What you want is technically called spline interpolation, particularly order-1 spline interpolation (which would join straight line segments; order-2 joins parabolas, etc).

There is already a question here on Stack Overflow dealing with Spline Interpolation in Python, which will help you on your question. Here's the link.
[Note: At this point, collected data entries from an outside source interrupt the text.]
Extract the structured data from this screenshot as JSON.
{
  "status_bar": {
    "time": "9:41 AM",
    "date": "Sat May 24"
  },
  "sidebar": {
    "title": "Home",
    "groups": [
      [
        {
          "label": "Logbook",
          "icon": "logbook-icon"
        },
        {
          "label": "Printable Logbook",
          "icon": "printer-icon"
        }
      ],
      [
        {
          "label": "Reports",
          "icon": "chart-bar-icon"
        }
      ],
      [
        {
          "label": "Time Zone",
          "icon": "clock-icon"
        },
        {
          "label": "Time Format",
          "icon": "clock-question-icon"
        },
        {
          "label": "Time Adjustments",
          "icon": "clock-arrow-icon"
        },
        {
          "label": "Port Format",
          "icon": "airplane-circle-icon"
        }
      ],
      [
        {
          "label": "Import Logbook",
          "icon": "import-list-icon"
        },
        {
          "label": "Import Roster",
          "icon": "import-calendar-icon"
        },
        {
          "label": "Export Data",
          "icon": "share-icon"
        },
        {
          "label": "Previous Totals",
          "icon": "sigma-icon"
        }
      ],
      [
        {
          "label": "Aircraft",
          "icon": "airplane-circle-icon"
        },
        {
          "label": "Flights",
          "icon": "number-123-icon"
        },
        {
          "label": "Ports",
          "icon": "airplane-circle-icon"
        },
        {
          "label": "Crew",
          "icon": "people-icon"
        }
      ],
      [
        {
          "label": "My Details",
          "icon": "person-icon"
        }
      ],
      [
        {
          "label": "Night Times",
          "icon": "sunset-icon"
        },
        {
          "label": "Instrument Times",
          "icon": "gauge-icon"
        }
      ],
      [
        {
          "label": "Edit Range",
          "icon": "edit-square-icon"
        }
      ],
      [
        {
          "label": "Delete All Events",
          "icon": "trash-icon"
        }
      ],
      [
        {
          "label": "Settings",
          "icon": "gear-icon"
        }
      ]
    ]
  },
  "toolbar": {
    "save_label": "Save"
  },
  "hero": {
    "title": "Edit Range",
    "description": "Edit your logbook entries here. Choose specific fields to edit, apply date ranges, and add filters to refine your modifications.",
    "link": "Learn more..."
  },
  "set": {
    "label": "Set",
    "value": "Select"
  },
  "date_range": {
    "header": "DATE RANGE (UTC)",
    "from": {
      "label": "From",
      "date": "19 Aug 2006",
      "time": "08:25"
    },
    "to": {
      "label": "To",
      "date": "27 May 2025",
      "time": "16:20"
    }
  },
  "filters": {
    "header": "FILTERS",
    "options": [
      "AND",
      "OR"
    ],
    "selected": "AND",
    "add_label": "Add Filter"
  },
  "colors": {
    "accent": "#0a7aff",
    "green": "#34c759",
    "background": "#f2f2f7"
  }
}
Post back if you have further questions after trying those tips.

A very simple method ( not iterative, without initial guess, no bound to specify) is provided pages 30-31 in the paper : https://fr.scribd.com/document/380941024/Regression-par-morceaux-Piecewise-Regression-pdf . The result is :

NOTE : The method is based on the fitting of an integral equation. The present exemple is not a favourable case because the distribution of the abscisses of the points is far to be regular (no points in large ranges). This makes the numerical integration less accurate. Nevertheless, the piecewise fitting is surprisingly not bad.